The wheelbase will be a tad longer. I didn't pack my tape measure, but the Skyactiv Chassis' wheelbase appears to be a bit longer than the third-generation model's 91.7 inches. The next Miata probably has this slight forward stretch of the front wheels to thank for part of its new front, midships setup.
The wheelbase stretch also has the potential to settle the MX-5's ride on the highway and improve cornering stability, smoothing the transition to oversteer for better predictably near the handling limits.
The center of gravity will be its lowest ever. Mazda tells us this, but doesn't state exactly how much lower. I'd guess that tucking the engine's heavy bits lower and further back in the bay contribute significantly to the center's drop. I don't think the Miata's already low ride height will get too much lower, but I'm only guessing here.
It will use electric power steering (EPS). This is no real surprise as fuel-saving EPS is part of Mazda' Skyactiv technology suite. Before you grab your torches and pitchforks, fellow Roadster purists, remember that the lightweight MX-5 is getting even lighter, so it won't need much in the way of assistance at all, so steering feel may not necessarily suffer in the transition to electric boost.

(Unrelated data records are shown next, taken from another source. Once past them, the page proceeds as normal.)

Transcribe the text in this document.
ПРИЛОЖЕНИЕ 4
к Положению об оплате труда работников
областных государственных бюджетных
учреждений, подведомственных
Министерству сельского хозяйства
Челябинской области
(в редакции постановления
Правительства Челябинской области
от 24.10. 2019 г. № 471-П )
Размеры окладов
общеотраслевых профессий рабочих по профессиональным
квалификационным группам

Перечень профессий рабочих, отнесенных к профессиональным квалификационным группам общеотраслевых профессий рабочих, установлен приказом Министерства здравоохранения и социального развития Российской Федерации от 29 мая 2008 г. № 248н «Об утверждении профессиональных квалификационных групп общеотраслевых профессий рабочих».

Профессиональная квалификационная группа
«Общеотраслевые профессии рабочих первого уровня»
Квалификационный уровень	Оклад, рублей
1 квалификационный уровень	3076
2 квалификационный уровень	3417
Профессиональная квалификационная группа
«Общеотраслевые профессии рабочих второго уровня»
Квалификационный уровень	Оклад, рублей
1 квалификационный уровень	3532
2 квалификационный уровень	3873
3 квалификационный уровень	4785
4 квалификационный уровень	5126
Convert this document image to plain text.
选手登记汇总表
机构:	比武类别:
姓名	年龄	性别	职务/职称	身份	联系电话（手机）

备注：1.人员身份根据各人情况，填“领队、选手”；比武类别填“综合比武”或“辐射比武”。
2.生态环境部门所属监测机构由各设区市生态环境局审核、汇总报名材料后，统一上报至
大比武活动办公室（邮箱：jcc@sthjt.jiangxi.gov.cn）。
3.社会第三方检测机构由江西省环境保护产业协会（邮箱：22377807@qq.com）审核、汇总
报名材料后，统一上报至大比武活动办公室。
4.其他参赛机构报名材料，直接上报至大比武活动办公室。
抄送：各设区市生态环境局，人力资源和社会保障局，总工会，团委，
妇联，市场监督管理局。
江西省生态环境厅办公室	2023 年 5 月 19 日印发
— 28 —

Mazda has also located the assist motors directly on the steering rack, which should help keep vagueness from entering the equation.
It'll be a hoot to drive. I'm just guessing, but the Miata always has been a fantastic little driver's car, and I don't see that changing for this next generation. With less weight, evolved handling, and (hopefully) more of the Jinba Ittai -- the the oneness between horse and rider or car and driver -- that we've come to love from Mazda, it's got this Miata fanboy more than a little excited.